«I social producono il 4 per cento dell’anidride carbonica che viene immessa in atmosfera». Parole e musica di Roberto Cingolani, nel corso della sua prima partecipazione televisiva lo scorso aprile. Un motivetto riproposto, cambiando solo leggermente lo sparito, in settimana: la stessa percentuale d’inquinamento sarebbe prodotta “dall’intero comparto digitale”.
Cingolani, un dato indiscutibilmente falso
Il dato diffuso dal ministro in una diretta streaming di fronte a una platea di oltre 15mila studenti delle scuole superiori, è indiscutibilmente falso. “I social media inquinano troppo. Quando mandate inutili fotografie pensate al loro impatto ambientale. Sembra assurdo, ma – secondo alcune ricerche – applicazioni come Facebook, Twitter, Instagram e Youtube inquinano più degli aerei: il traffico aereo infatti produce il 2% della produzione di CO₂ mondiale, il digitale il 4 di cui la metà proviene dai social”.
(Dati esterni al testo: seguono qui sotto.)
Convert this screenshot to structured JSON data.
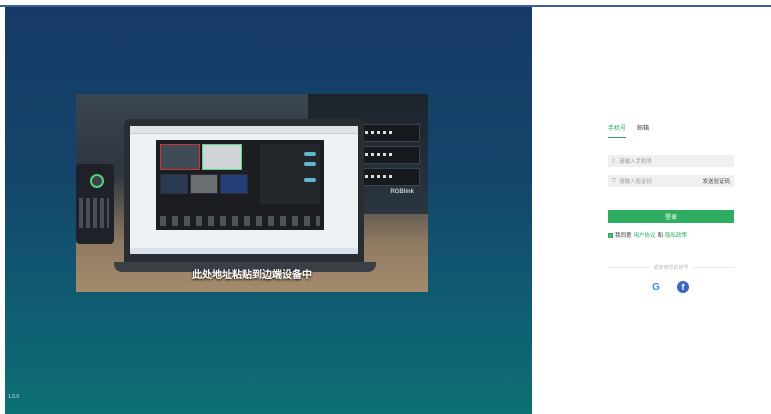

A cosa fa realmente riferimento il dato menzionato dal ministro
Il punto è proprio l’interpretazione delle ricerche menzionate dal ministro per la Transizione ecologica. Già ad aprile, in seguito alla prima tuonata di Cingolani contro il mondo digital, Pagella Politica aveva svolto un’indagine sulla validità del dato. Proviene da un rapporto pubblicato nel marzo 2019 da The Shift Project, un centro studi francese che promuove la decarbonizzazione nel mondo. Secondo i calcoli dei ricercatori transalpini, la percentuale del 3,7% è il contributo alle emissioni di un settore che è estremamente più ampio di quello dei semplici social, non rappresenta nemmeno il dato dell’enorme comparto del digitale, ma addirittura dell’intero settore delle tecnologie, dell’informazione e della comunicazione. Lo stesso rapporto non menziona mai i social, ma parla di reti di telecomunicazione, data center, computer, smartphone, elettrodomestici connessi alla rete e internet delle cose.
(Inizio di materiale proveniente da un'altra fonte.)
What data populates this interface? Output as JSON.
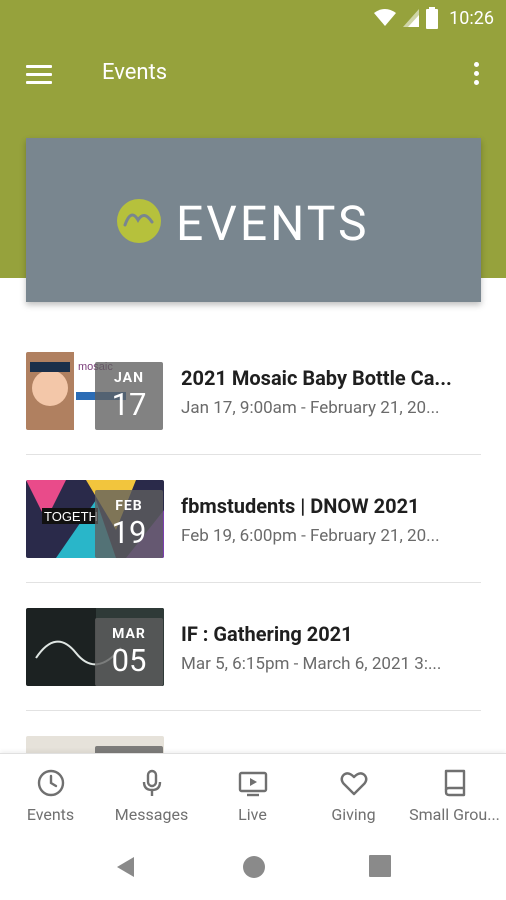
{
  "status_bar": {
    "time": "10:26"
  },
  "app_bar": {
    "title": "Events",
    "menu_icon": "hamburger-menu-icon",
    "more_icon": "more-vertical-icon"
  },
  "hero": {
    "banner_text": "EVENTS",
    "logo_color": "#b6c13c",
    "background_color": "#79868f"
  },
  "events": [
    {
      "title": "2021 Mosaic Baby Bottle Ca...",
      "time": "Jan 17, 9:00am - February 21, 20...",
      "month": "JAN",
      "day": "17"
    },
    {
      "title": "fbmstudents | DNOW 2021",
      "time": "Feb 19, 6:00pm - February 21, 20...",
      "month": "FEB",
      "day": "19"
    },
    {
      "title": "IF : Gathering 2021",
      "time": "Mar 5, 6:15pm - March 6, 2021 3:...",
      "month": "MAR",
      "day": "05"
    }
  ],
  "bottom_nav": [
    {
      "label": "Events",
      "icon": "clock-icon"
    },
    {
      "label": "Messages",
      "icon": "microphone-icon"
    },
    {
      "label": "Live",
      "icon": "play-screen-icon"
    },
    {
      "label": "Giving",
      "icon": "heart-icon"
    },
    {
      "label": "Small Grou...",
      "icon": "book-icon"
    }
  ],
  "colors": {
    "brand": "#96a23c",
    "text_primary": "#1f1f1f",
    "text_secondary": "#6a6a6a"
  }
}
Stime da prendere con la dovuta cautela
Un dato ridimensionato dunque, che merita un’ulteriore precisazione. Quelle di The Shift Project sono stime. Non occorre essere uno scienziato per comprendere la differenza tra una stima e un’elaborazione puntale e approfondita. I ricercatori di riferimento del ministro Cingolani non hanno dunque svolto delle misurazioni, ma – come afferma Pagella Politica – “dei tentativi di quantificare un fenomeno sulla base di un’ampia serie di assunzioni da prendere con la dovuta cautela”. Tra i vari strumenti digitali, il mondo dei social network sembra essere quello con il minor impatto ambientale.
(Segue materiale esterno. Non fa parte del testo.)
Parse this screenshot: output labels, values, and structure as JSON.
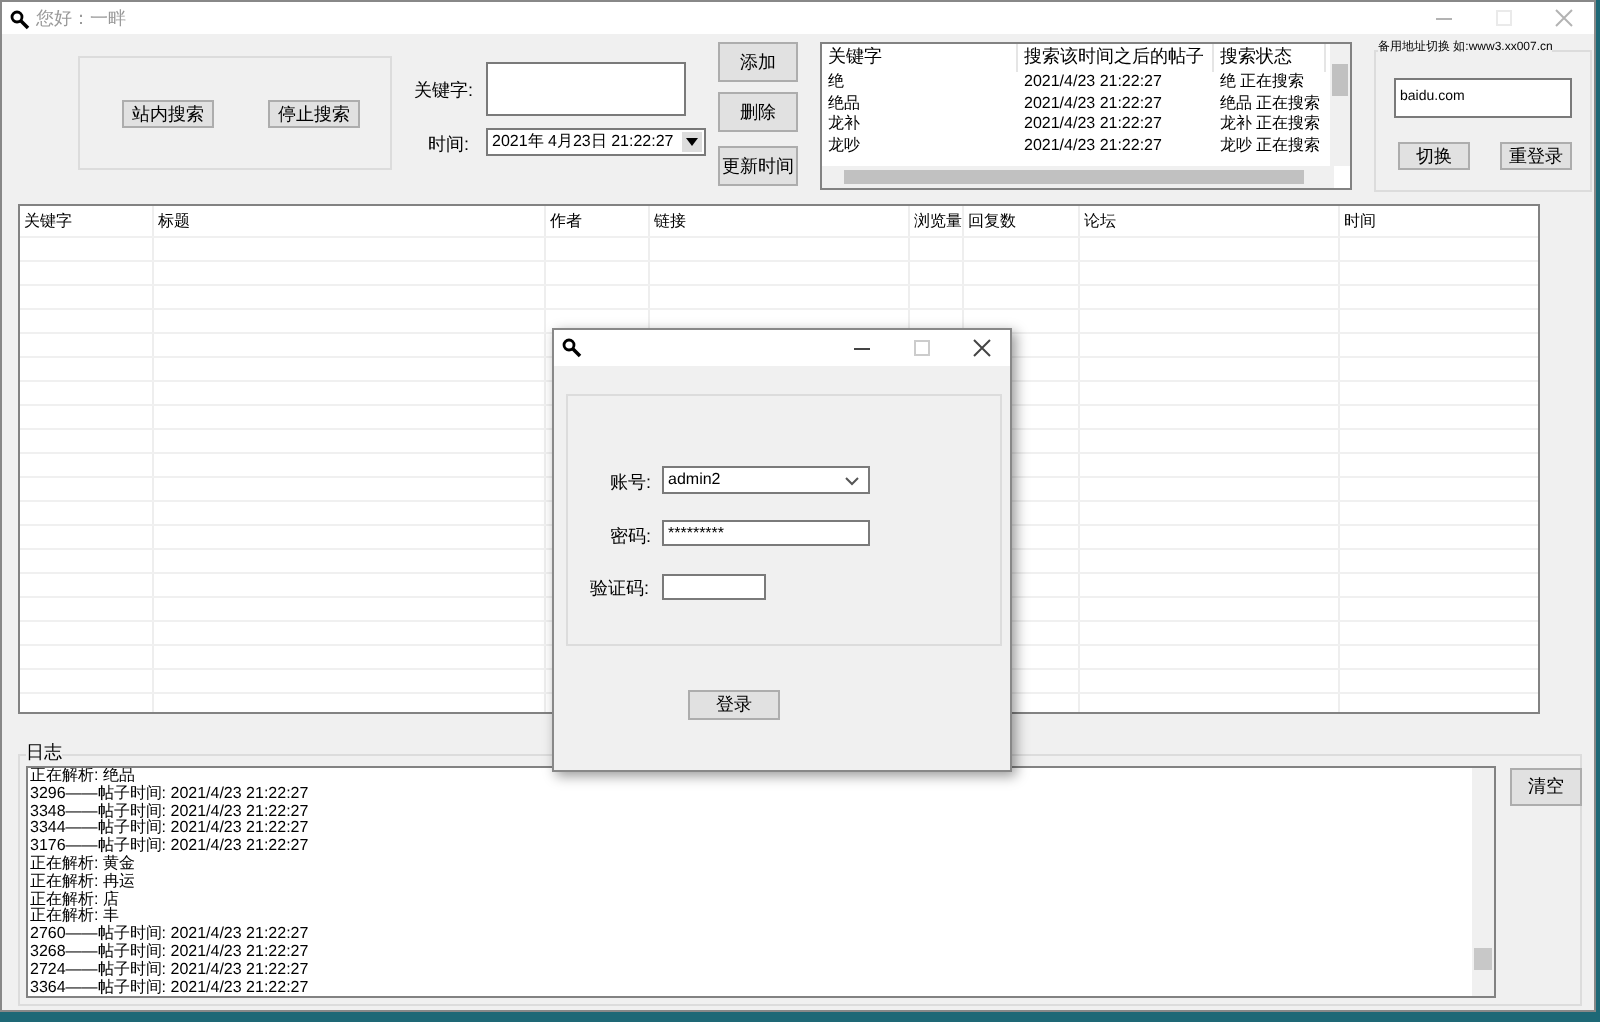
{
  "window": {
    "title": "您好：一畔"
  },
  "search_buttons": [
    "站内搜索",
    "停止搜索"
  ],
  "keyword_field": {
    "label": "关键字:"
  },
  "time_field": {
    "label": "时间:",
    "value": "2021年 4月23日 21:22:27"
  },
  "side_buttons": [
    "添加",
    "删除",
    "更新时间"
  ],
  "keyword_list": {
    "columns": [
      "关键字",
      "搜索该时间之后的帖子",
      "搜索状态"
    ],
    "rows": [
      [
        "绝",
        "2021/4/23 21:22:27",
        "绝 正在搜索"
      ],
      [
        "绝品",
        "2021/4/23 21:22:27",
        "绝品 正在搜索"
      ],
      [
        "龙补",
        "2021/4/23 21:22:27",
        "龙补 正在搜索"
      ],
      [
        "龙吵",
        "2021/4/23 21:22:27",
        "龙吵 正在搜索"
      ]
    ]
  },
  "backup": {
    "title": "备用地址切换 如:www3.xx007.cn",
    "value": "baidu.com",
    "buttons": [
      "切换",
      "重登录"
    ]
  },
  "table": {
    "columns": [
      "关键字",
      "标题",
      "作者",
      "链接",
      "浏览量",
      "回复数",
      "论坛",
      "时间"
    ]
  },
  "log": {
    "title": "日志",
    "lines": [
      "正在解析: 绝品",
      "3296——帖子时间: 2021/4/23 21:22:27",
      "3348——帖子时间: 2021/4/23 21:22:27",
      "3344——帖子时间: 2021/4/23 21:22:27",
      "3176——帖子时间: 2021/4/23 21:22:27",
      "正在解析: 黄金",
      "正在解析: 冉运",
      "正在解析: 店",
      "正在解析: 丰",
      "2760——帖子时间: 2021/4/23 21:22:27",
      "3268——帖子时间: 2021/4/23 21:22:27",
      "2724——帖子时间: 2021/4/23 21:22:27",
      "3364——帖子时间: 2021/4/23 21:22:27"
    ],
    "clear_button": "清空"
  },
  "login_dialog": {
    "account_label": "账号:",
    "account_value": "admin2",
    "password_label": "密码:",
    "password_value": "*********",
    "captcha_label": "验证码:",
    "login_button": "登录"
  }
}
I tre quarti delle emissioni globali prodotti dall’energia
Ma quali sono dunque i settori dell’economia globale che producono le maggiori emissioni di CO2? Le stime, questa volta attendibili, quantificano le emissioni annuali di gas serra a 50 miliardi di tonnellate di CO2. Quasi i tre quarti, il 73% delle emissioni è frutto del mondo dell’energia, produzione e consumo. Segue staccato al 18% – un quinto delle emissioni del pianeta – l’agricoltura, mentre il mondo dell’industria contribuisce al 5% – un decimo – dell’inquinamento. Chiude la panoramica il 3% d’inquinamento dettato dallo spreco di acqua e dalle discariche del mondo.
La fetta più grossa dell’inquinamento globale è dunque rappresentata dalle emissioni energetiche. Al suo interno, il sottoinsieme più inquinante è quello dell’energia industria – 24%, a cui contribuiscono per il 7% ferro e acciaio, al 3,5 chimica e petrolchimica e all’1% di cibo e tabacco. I trasporti inquinano al 16% (nell’ordine su strada all’11, aereo al 2 come quello navale, mentre il treno allo 0,5). Ci sono le emissioni per riscaldamento e illuminazione degli edifici al 17,5 (distribuite tra l’11 per cento di quelli residenziali e il 6,5 di quelli commerciali).
Confrontando la dichiarazione di Cingolani con dati alla mano, affermare che i social contribuiscono al 4% dell’inquinamento significherebbe dire che inquinano il doppio del trasporto aereo e navale, più dell’industria chimica e del petrolio e tanto quanto deforestazione e inquinamento agricolo messi insieme.